1962: at District of the Forest and wild animal protection near the town Frohnleiten, Austria

Later he did not get a job in his profession any more.

In the third part of his life he wrote short stories, which were published in Hungarian immigrational magazines around the world. Most of his short stories were inspired by his childhood and his memories about his homeland. His writings are virtual expeditions in the different parts of the Hungarian landscape and Hungarian forests, which evoke the music, the harmony and the always changing colours of the Hungarian landscape.

He inherited the love of music from his mother, he highly appretiated the music of the composers, Béla Bartók and Zoltán Kodály.

He was married Johanna Dietrich from Styria State, Austria in 1963, who was his true companion. They had no children.

The following three volmues of short stories were published in Ferenc Ilosvay's life:

1943: Jó vadászatot!(Wish you a fruitful hunting!)

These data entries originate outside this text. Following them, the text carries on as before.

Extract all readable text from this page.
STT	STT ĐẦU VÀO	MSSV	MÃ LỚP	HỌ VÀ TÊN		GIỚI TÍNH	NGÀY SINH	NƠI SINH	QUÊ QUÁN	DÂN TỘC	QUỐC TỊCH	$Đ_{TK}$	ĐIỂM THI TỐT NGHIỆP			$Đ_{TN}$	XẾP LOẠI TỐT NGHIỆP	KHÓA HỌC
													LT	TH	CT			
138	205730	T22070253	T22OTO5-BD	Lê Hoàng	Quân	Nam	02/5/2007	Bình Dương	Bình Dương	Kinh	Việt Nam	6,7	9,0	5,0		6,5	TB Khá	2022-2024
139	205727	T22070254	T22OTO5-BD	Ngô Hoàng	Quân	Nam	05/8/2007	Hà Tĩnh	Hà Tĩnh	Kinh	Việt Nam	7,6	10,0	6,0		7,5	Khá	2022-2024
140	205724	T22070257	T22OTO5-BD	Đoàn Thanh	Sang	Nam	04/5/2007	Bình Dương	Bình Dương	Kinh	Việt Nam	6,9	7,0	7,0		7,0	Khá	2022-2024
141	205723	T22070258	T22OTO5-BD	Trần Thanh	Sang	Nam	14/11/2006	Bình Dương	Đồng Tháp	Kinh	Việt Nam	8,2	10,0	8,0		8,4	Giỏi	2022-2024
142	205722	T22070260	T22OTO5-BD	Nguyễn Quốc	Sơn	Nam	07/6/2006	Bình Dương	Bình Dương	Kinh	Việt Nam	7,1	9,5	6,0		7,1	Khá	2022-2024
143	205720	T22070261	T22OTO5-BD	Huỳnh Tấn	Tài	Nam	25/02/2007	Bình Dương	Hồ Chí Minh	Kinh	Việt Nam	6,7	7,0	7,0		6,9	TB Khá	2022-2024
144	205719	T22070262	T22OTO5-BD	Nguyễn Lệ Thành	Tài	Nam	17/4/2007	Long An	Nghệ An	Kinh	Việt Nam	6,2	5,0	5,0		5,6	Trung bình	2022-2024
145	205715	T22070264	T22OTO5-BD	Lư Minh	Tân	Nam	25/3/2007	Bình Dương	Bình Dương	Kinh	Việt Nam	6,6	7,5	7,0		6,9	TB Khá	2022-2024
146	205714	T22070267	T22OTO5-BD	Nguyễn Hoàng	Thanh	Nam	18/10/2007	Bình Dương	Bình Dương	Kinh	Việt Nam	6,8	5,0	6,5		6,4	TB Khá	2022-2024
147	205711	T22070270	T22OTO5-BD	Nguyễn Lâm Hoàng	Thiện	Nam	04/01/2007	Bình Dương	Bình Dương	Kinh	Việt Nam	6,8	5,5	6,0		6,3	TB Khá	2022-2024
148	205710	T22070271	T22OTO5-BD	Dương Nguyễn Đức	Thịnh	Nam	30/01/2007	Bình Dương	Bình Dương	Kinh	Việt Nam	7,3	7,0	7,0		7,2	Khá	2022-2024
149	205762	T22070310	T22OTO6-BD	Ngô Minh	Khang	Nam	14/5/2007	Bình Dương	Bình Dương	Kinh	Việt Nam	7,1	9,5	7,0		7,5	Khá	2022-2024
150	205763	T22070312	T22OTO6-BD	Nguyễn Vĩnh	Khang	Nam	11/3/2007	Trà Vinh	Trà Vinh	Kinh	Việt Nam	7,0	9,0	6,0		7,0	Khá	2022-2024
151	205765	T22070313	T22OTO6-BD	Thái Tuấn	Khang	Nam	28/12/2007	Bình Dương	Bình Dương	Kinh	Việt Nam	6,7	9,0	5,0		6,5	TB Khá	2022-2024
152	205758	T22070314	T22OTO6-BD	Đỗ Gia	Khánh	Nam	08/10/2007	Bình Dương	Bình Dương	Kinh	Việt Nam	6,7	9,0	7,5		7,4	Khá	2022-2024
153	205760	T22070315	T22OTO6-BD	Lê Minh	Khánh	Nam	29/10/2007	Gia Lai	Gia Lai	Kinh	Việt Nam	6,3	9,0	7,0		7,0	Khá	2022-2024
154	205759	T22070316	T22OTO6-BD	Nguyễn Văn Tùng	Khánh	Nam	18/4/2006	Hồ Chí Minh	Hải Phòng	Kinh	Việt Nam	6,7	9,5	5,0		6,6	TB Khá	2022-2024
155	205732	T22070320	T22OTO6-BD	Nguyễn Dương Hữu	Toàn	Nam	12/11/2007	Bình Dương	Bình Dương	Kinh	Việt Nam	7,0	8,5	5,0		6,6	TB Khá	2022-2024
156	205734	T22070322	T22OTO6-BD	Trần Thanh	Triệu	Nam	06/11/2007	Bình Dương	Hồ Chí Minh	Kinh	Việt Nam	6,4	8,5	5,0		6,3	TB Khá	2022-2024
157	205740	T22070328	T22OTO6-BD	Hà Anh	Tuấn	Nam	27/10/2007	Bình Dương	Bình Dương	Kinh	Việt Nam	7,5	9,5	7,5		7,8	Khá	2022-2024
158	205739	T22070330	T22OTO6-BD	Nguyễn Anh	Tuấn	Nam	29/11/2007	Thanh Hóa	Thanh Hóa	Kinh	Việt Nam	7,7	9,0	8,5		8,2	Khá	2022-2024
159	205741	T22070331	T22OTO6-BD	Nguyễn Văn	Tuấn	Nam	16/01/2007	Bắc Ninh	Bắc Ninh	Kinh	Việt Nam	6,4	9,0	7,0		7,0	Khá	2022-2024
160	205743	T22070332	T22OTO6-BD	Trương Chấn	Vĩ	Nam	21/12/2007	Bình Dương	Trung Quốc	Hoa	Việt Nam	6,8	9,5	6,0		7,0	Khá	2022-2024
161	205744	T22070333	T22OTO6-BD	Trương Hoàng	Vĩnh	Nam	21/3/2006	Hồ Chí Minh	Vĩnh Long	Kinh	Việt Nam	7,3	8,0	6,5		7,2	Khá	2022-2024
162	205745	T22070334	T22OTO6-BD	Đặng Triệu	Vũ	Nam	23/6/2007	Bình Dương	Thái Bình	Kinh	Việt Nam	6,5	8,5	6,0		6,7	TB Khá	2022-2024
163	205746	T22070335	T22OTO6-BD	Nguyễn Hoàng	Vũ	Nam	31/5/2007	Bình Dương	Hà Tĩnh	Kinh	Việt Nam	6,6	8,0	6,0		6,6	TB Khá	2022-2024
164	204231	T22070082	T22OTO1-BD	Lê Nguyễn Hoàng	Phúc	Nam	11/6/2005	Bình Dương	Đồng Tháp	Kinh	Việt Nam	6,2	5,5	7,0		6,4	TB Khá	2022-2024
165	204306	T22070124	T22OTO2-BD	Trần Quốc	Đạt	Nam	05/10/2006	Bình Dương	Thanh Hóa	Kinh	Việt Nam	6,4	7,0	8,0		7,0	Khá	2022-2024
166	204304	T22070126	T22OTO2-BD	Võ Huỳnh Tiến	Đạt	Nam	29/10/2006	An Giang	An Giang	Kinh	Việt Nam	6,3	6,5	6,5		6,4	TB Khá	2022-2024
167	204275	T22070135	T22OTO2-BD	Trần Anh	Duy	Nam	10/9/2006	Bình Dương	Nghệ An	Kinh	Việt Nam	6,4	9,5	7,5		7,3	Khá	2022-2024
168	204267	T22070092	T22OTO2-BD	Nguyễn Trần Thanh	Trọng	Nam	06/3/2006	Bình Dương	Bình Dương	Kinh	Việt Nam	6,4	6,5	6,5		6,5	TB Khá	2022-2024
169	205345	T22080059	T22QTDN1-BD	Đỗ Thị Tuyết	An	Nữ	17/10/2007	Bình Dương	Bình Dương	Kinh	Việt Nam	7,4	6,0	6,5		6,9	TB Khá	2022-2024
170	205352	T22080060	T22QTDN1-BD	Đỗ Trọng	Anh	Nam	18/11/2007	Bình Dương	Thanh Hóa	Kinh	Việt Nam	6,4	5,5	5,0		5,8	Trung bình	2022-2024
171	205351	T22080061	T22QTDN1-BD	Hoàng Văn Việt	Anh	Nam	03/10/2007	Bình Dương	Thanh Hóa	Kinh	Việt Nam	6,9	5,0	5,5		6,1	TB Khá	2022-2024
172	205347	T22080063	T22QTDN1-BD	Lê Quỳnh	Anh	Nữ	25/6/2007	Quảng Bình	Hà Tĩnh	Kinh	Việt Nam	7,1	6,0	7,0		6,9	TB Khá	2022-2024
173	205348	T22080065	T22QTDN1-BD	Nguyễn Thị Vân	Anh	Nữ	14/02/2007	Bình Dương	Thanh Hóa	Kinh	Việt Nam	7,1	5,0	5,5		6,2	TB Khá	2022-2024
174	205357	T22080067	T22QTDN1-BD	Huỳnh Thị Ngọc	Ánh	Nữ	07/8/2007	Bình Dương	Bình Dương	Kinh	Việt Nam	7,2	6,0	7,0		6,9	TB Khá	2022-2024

1957: Zwölf Pfade(Twelve Paths)

1964: …ha Dunáról fúj a szél (...if the wind blows from the Danube) (line from a Hungarian folksong) on his 50th birthday by Nemzetőr (Militiaman), the Hungarian Revolutionary Writers' Magazine in Munich, Germany

Works posthumously published:

1992: Megfordul a szél (The wind shifts)

1994: Jó vadászatot! (Wish you a fruitful hunting!)

1995 and 2001: Tizenkét ösvény (Twelve Paths)

1999: Tenyérnyi tisztás (Small clearing)

2001: …ha Dunáról fúj a szél (...if the wind blows from the Danube) (line from a Hungarian folksong)

His wife takes care of his literary heritage. She gave the Kállay Collection many items of his husband's personal and literary heritage.

In 2004 the town council of Nagykálló hung a commemorative plaque on the wall of the Ilosvay family's house (6th Petőfi Street) in the memory of the three siblings: Gusztáv Ilosvay doctor, composer, Eszter Mária famous opera singer and Ferenc journalist, writer of hunting stories.